MRTG not only records bandwidth in and out of an interface on a networked device, it can also graph other SNMP-based (Simple Network Management Protocol) metrics on a load balancer. For instance, one of the metrics you can measure with MRTG is connections per second, which produces a graph such as the one shown in Figure 4. The graph shows the number of connections per second over a 36-hour period, peaking at around 5,200 connections per second at a little after 2:00 P.M.

Figure 4
Figure 4: MRTG example for connections per second

It all depends on the load balancer, but you can also graph various functions, such as connections per second, bandwidth in and out of a VIP (virtual IP, also known as virtual server) or real server, connections per second per port, total number of active TCP (Transmission Control Protocol) sessions, and dozens of others. For a closer look at load balancers and MRTG, check out the MRTG site I maintain.

Syslog

Virtually every load-balancing product has some way to write to a syslog server, or, in some cases, to store syslog locally. Logs are an invaluable tool in helping to diagnose problems when they arise. You can use them to show who and when someone made changes to configuration, any fail-overs to redundant units, DOS (denial of service) attack warnings, and other operation issues that might point to a problem (or lack thereof). Check the syslog documentation for your load balancer to learn more.

Sniffing

It's critical that you have a way to quickly and easily analyze traffic as it passes through the network for troubleshooting purposes. Common problems that arise include NAT (Network Address Translation) problems, packet filtering, routing problems, DOS attacks (and their sources), and much more.

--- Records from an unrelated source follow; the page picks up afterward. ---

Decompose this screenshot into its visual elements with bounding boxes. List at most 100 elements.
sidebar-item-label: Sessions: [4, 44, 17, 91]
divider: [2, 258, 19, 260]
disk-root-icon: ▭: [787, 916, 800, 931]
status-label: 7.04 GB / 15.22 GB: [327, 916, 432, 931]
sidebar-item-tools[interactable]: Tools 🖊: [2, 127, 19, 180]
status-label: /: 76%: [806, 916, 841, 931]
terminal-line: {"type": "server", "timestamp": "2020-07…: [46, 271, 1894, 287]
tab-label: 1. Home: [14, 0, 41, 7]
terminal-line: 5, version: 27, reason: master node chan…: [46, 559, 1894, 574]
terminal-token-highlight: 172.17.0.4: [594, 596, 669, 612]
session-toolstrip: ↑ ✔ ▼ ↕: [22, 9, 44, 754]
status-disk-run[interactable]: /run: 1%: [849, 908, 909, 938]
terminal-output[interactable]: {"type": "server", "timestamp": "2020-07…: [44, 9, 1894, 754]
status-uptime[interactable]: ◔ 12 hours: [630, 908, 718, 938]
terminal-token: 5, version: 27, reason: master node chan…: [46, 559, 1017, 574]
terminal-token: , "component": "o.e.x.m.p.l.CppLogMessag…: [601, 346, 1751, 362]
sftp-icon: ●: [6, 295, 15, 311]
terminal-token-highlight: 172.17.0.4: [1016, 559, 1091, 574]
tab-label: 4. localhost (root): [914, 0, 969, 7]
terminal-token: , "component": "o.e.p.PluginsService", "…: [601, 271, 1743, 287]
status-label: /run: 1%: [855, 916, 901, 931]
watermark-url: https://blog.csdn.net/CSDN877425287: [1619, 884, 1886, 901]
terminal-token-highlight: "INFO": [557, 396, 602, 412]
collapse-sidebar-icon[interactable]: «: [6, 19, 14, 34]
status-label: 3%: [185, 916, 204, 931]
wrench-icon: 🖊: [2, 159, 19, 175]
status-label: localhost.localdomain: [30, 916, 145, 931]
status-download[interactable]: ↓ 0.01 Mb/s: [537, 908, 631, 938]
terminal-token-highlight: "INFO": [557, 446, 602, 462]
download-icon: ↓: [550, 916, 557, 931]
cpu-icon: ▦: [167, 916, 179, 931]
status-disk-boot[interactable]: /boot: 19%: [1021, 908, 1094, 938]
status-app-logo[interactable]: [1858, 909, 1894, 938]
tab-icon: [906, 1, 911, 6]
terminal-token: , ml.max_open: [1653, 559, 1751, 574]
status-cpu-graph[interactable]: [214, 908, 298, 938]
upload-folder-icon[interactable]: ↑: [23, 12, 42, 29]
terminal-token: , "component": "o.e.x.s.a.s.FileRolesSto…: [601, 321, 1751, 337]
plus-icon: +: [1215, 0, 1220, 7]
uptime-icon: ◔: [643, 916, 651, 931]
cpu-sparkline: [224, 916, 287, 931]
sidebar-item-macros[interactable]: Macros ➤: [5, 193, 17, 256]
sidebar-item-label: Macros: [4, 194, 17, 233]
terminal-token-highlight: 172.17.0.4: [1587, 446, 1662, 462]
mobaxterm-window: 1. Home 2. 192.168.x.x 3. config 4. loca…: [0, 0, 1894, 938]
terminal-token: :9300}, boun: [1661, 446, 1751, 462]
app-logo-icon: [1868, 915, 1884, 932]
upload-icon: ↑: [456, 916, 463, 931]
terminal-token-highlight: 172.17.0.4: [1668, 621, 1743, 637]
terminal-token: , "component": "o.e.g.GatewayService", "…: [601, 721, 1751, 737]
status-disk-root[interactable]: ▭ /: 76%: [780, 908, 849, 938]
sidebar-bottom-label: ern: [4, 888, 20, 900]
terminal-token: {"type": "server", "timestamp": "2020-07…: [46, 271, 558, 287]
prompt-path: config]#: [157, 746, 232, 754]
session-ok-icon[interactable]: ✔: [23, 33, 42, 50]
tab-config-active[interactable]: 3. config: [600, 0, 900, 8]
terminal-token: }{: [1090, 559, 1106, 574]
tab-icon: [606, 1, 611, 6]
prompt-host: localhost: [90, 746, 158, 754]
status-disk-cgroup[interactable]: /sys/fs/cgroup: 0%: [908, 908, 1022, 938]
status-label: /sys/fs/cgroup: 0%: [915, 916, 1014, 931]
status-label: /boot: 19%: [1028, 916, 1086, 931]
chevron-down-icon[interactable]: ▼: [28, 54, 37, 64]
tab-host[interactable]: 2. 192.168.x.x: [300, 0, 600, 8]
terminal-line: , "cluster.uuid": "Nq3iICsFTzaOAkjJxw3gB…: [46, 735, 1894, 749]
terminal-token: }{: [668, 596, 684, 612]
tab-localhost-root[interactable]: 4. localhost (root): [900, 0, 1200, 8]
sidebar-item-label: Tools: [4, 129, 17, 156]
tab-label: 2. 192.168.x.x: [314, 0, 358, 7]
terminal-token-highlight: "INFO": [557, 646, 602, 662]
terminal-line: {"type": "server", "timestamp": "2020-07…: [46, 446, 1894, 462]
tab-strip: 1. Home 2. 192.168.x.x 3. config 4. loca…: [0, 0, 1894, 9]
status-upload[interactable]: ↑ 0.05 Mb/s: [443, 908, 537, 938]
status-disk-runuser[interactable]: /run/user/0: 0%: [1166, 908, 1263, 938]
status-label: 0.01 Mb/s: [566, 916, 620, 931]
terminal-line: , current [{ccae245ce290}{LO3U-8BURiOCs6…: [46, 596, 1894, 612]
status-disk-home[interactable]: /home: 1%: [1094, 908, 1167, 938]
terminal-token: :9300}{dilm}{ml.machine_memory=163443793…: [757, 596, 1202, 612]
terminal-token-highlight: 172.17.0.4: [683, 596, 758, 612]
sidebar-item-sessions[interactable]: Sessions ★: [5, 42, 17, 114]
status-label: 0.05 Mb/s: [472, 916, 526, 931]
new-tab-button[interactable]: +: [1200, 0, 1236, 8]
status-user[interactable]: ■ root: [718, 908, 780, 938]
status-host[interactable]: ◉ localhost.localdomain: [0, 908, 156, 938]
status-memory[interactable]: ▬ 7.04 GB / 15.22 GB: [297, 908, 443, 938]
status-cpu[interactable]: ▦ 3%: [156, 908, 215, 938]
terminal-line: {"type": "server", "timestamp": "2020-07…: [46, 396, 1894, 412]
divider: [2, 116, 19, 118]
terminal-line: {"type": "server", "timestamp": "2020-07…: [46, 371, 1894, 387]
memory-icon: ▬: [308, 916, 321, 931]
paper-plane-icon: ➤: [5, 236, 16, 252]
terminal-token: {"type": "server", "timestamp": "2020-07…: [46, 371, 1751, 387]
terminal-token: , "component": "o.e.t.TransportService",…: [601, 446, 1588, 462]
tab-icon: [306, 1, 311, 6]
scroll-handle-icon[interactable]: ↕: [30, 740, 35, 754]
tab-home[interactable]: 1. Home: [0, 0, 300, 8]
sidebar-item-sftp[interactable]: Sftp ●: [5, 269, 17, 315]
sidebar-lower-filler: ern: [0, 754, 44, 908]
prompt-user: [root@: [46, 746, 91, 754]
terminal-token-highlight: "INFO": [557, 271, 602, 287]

To capture traffic just about any Unix machine will do. Different Unix implementations have various sniffing programs available, such snoop for Solaris (comes installed with Solaris) or tcpdump, which is an open source traffic analyzer released under the BSD license that runs on most Unix flavors. There are also several commercial sniffing programs available for Windows 2000/NT, as well as several black box packet analyzers.

To monitor traffic on the sniffing machine, most switch vendors offer the ability to do something called port mirroring. Port mirroring is when one port duplicates the traffic of another port for the explicit purpose of monitoring traffic. Figure 5 shows a typical implementation of traffic sniffing.

Figure 5
Figure 5: Traffic sniffing scenario

Any packet that goes out of a selected port is sent to the mirrored port as well. This allows for nonintrusive and nondisruptive traffic monitoring. Cisco calls this the "span" port, while most other vendors simply call it the mirrored port.

Given that load balancing is a relative newcomer to the site infrastructure scene, and because it is generally misunderstood, it's easy to see why the deck is stacked against SLBs. But laying blame prematurely on a load balancer will not only cause headaches to the vendor and to the people responsible for its function, but it can also divert attention from the real problem. I've seen several cases where mob mentality called for the head of the vendor of the load balancer only to have the same problem appear with an entirely new vendor. Assumptions and premature diagnosis can only lead to further problems, frustrated customers, and upset vendors. So make sure your assumptions are based on hard evidence, and not just the fear of the unknown and misunderstood.